One whole year of being parents to a child with Down syndrome. One whole year of getting to be mom and dad. One whole year of endless kisses, tummy raspberries, giggles, and looks from her that tell us that we are her whole world. One whole year of life with our Dayna. Thank you, Lord!
Oh give thanks to the Lord; call upon his name;
make known his deeds among the peoples!
Sing to him, sing praises to him;
tell of all his wondrous works!
Glory in his holy name;
let the hearts of those who seek the Lord rejoice!
Psalm 105: 1-3

I’ve been better, I’ve been worse, I have loved a pretty girl
Ben Rector, “30,000 Feet”
I’ve seen a couple places that I never thought I’d see
I’ve walked into harder times, I’ve walked out the other side
It seems like you end up getting what you need
Yeah, looking down from 30,000 feet
Life’s been good to me.”
Thank you Michele Alexis Photography for our lovely photos!

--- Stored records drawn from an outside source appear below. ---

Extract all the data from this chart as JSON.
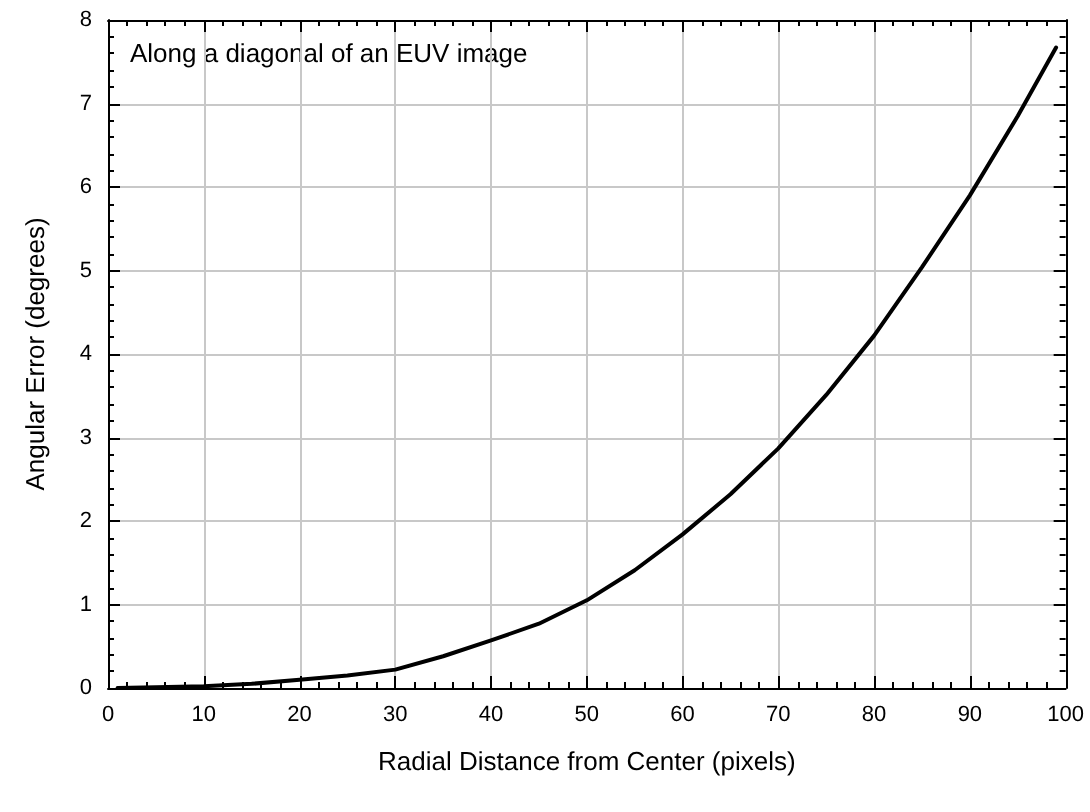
{
  "chart_data": {
    "type": "line",
    "xlabel": "Radial Distance from Center (pixels)",
    "ylabel": "Angular Error (degrees)",
    "annotations": [
      "Along a diagonal of an EUV image"
    ],
    "x": [
      1,
      5,
      10,
      15,
      20,
      25,
      30,
      35,
      40,
      45,
      50,
      55,
      60,
      65,
      70,
      75,
      80,
      85,
      90,
      95,
      99
    ],
    "series": [
      {
        "color": "#000000",
        "values": [
          0,
          0.01,
          0.02,
          0.05,
          0.1,
          0.15,
          0.22,
          0.38,
          0.57,
          0.77,
          1.05,
          1.41,
          1.84,
          2.32,
          2.87,
          3.51,
          4.22,
          5.04,
          5.9,
          6.85,
          7.67
        ]
      }
    ],
    "xlim": [
      0,
      100
    ],
    "xticks": [
      0,
      10,
      20,
      30,
      40,
      50,
      60,
      70,
      80,
      90,
      100
    ],
    "ylim": [
      0,
      8
    ],
    "yticks": [
      0,
      1,
      2,
      3,
      4,
      5,
      6,
      7,
      8
    ],
    "grid": true,
    "marker": "none",
    "line_style": "solid"
  }
}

Dear Jennifer, You really hit the mark here. What a beautiful daughter God has given you. My son turns 37 on Monday. There have been hard times and trials along the way but we feel blessed by him daily. Members of our church are constantly relating to us ways that he has enriched their lives as well. He is a dedicated employee and avid sports fan. We have been blessed with 3 more children who love him to pieces. Their dating protocol includes acceptance of him. I know that the journey to adulthood can be scary and full of unknowns but know that God has a plan and there are more kind caring people out there than not. You will grow in ways you can’t anticipate. God Bless you all.

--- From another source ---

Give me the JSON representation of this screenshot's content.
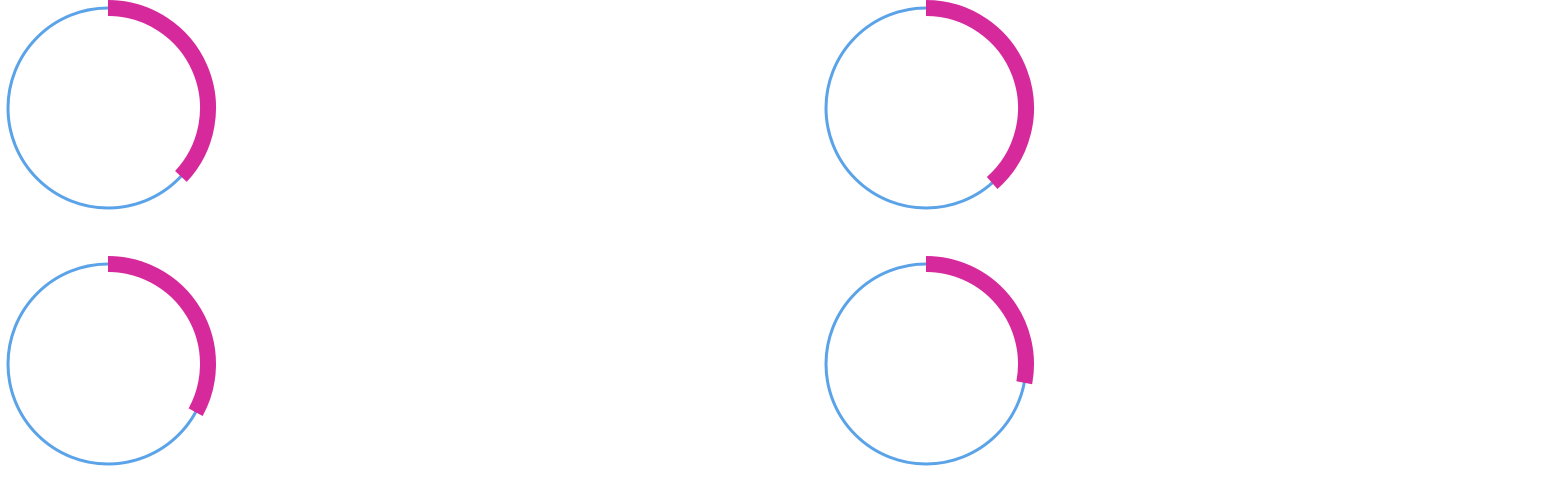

Jennifer, thank you for sharing your and Dayna’s story. I gave birth to our sweet baby boy, Cole, on Tuesday this week. In the first few hours, we did not hear the words of concerns from medical professionals, but I knew. Or at least I feared what we would soon find out…for I used to be a nurse myself and have seen many babies with Down’s Syndrome. Even as I write this, he is being cared for in the Neonatal iCU while I’m at home. The crushing weight and pain of the news is still fresh and new, yet the fear of medical issues that will shorten his life are still a reality. I just wanted to echo your heart because I don’t want any of his or our suffering to be for naught…that whatever God ordains is right! He is worthy of our praise! Though our flesh may fail, His steadfast love endures forever, and He will not forsake the work of His hands.
God gave me a heart of thankfulness as I looked at the photos of your Dayna and read your honest words of hurt and loss in your precious post. May she always be a joy and delight that reminds you of the goodness of the Lord! And may our Savior be brought much glory by her life and your testimony of God’s goodness!